The Worst Person in the World (2021) ☆ ☆ ☆

I don’t care for the title because it doesn’t reflect the main character, Julie, which I believe it references.  Sure, Julie is narcissistic, selfish, thoughtless, immature, rather superficial and sometimes foolish, but she isn’t the worst person in the world.  In fact, although I didn’t like Julie much for the first half hour or so, this film about Julie’s life is so deeply personal and involving that I grew to care about her and even wish her happiness.  It’s one of those European movies about life that defies description, but which seems to get to the heart of being human more than most of our own movies.

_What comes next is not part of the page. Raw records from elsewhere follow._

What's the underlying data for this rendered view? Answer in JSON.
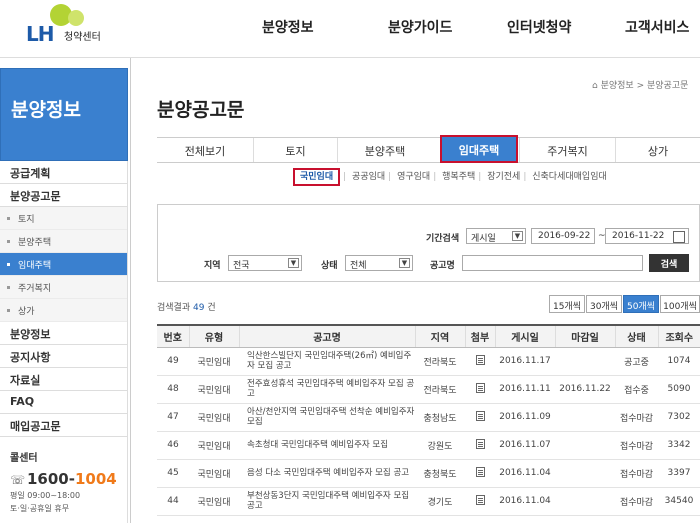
{
  "header": {
    "logo_mark": "LH",
    "logo_sub": "청약센터",
    "nav": [
      "분양정보",
      "분양가이드",
      "인터넷청약",
      "고객서비스"
    ]
  },
  "sidebar": {
    "title": "분양정보",
    "menu": [
      {
        "label": "공급계획"
      },
      {
        "label": "분양공고문"
      }
    ],
    "submenu": [
      {
        "label": "토지",
        "active": false
      },
      {
        "label": "분양주택",
        "active": false
      },
      {
        "label": "임대주택",
        "active": true
      },
      {
        "label": "주거복지",
        "active": false
      },
      {
        "label": "상가",
        "active": false
      }
    ],
    "menu2": [
      {
        "label": "분양정보"
      },
      {
        "label": "공지사항"
      },
      {
        "label": "자료실"
      },
      {
        "label": "FAQ"
      },
      {
        "label": "매입공고문"
      }
    ],
    "callcenter": {
      "title": "콜센터",
      "phone_a": "1600-",
      "phone_b": "1004",
      "hours": "평일 09:00~18:00",
      "hours2": "토·일·공휴일 휴무"
    }
  },
  "main": {
    "breadcrumb": "분양정보 > 분양공고문",
    "title": "분양공고문",
    "tabs": [
      "전체보기",
      "토지",
      "분양주택",
      "임대주택",
      "주거복지",
      "상가"
    ],
    "active_tab": "임대주택",
    "subtabs": [
      "국민임대",
      "공공임대",
      "영구임대",
      "행복주택",
      "장기전세",
      "신축다세대매입임대"
    ],
    "active_subtab": "국민임대",
    "search": {
      "period_label": "기간검색",
      "period_type": "게시일",
      "date_from": "2016-09-22",
      "date_sep": "~",
      "date_to": "2016-11-22",
      "region_label": "지역",
      "region_value": "전국",
      "status_label": "상태",
      "status_value": "전체",
      "name_label": "공고명",
      "name_value": "",
      "button": "검색"
    },
    "result": {
      "prefix": "검색결과",
      "count": "49",
      "suffix": "건"
    },
    "page_sizes": [
      "15개씩",
      "30개씩",
      "50개씩",
      "100개씩"
    ],
    "active_page_size": "50개씩",
    "table": {
      "headers": [
        "번호",
        "유형",
        "공고명",
        "지역",
        "첨부",
        "게시일",
        "마감일",
        "상태",
        "조회수"
      ],
      "rows": [
        {
          "no": "49",
          "type": "국민임대",
          "title": "익산한스빌단지 국민임대주택(26㎡) 예비입주자 모집 공고",
          "region": "전라북도",
          "posted": "2016.11.17",
          "deadline": "",
          "status": "공고중",
          "views": "1074"
        },
        {
          "no": "48",
          "type": "국민임대",
          "title": "전주효성휴석 국민임대주택 예비입주자 모집 공고",
          "region": "전라북도",
          "posted": "2016.11.11",
          "deadline": "2016.11.22",
          "status": "접수중",
          "views": "5090"
        },
        {
          "no": "47",
          "type": "국민임대",
          "title": "아산/천안지역 국민임대주택 선착순 예비입주자 모집",
          "region": "충청남도",
          "posted": "2016.11.09",
          "deadline": "",
          "status": "접수마감",
          "views": "7302"
        },
        {
          "no": "46",
          "type": "국민임대",
          "title": "속초청대 국민임대주택 예비입주자 모집",
          "region": "강원도",
          "posted": "2016.11.07",
          "deadline": "",
          "status": "접수마감",
          "views": "3342"
        },
        {
          "no": "45",
          "type": "국민임대",
          "title": "음성 다소 국민임대주택 예비입주자 모집 공고",
          "region": "충청북도",
          "posted": "2016.11.04",
          "deadline": "",
          "status": "접수마감",
          "views": "3397"
        },
        {
          "no": "44",
          "type": "국민임대",
          "title": "부천상동3단지 국민임대주택 예비입주자 모집 공고",
          "region": "경기도",
          "posted": "2016.11.04",
          "deadline": "",
          "status": "접수마감",
          "views": "34540"
        }
      ]
    }
  }
}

Joaquim Trier’s film introduces us to young Julie (Renate Reinsve), who wants to be a doctor.  Then a psychologist.  Then a photographer.  She ends up working in a bookstore, and the focus of her life becomes the men she turns to for love.  These are some bald dude, then the comic book artist Aksel (Anders Danielsen Lie), and later a kind man named Eivind (Herbert Nordrum).  As Julie matures, so do her relationships, and by the end of the movie she seems to be a full-fledged adult.

This beautifully photographed Norwegian story (which is nominated for two Oscars) is all about life — the messy, peevish, contrarian, inexplainable existence that Julie and her friends experience.  It’s about everything, from birth to death, sideswiping all sorts of important and personal topics along the way, from feminism and sexism to mortality and how color influences comic book art.  Romance is at the crux of Julie’s life: love, sex, breaking up, the promise of a new lover, fear of commitment, etc.  Her love life is intended to be rather universal, I think, but the two most important men she loves are, in movie terms at least, too good to be true.  They are flawed, of course, like all of us, but they treat Julie with so much respect and adoration that they don’t always seem real.  Still, that’s nice to see.

The movie does a fine job of maintaining the complexities of its characters, and of sustaining dialogue that is both meaningful and so much deeper than that of most American films.  Renate Reinsve is a talented actress who makes the most of this opportunity; her Julie is a memorable woman who will fascinate movie audiences as this film is discovered and rewatched for years to come.  It is a little disconcerting to me that there is no overdriving plot (I don’t see enough European movies to be accustomed to their way of thinking), yet for discerning viewers who are not looking for superheroes or alien invasions or car chases, this is a sexy, incisive, meaningful human drama to be savored in their stead.  ☆ ☆ ☆.  2 March 2022.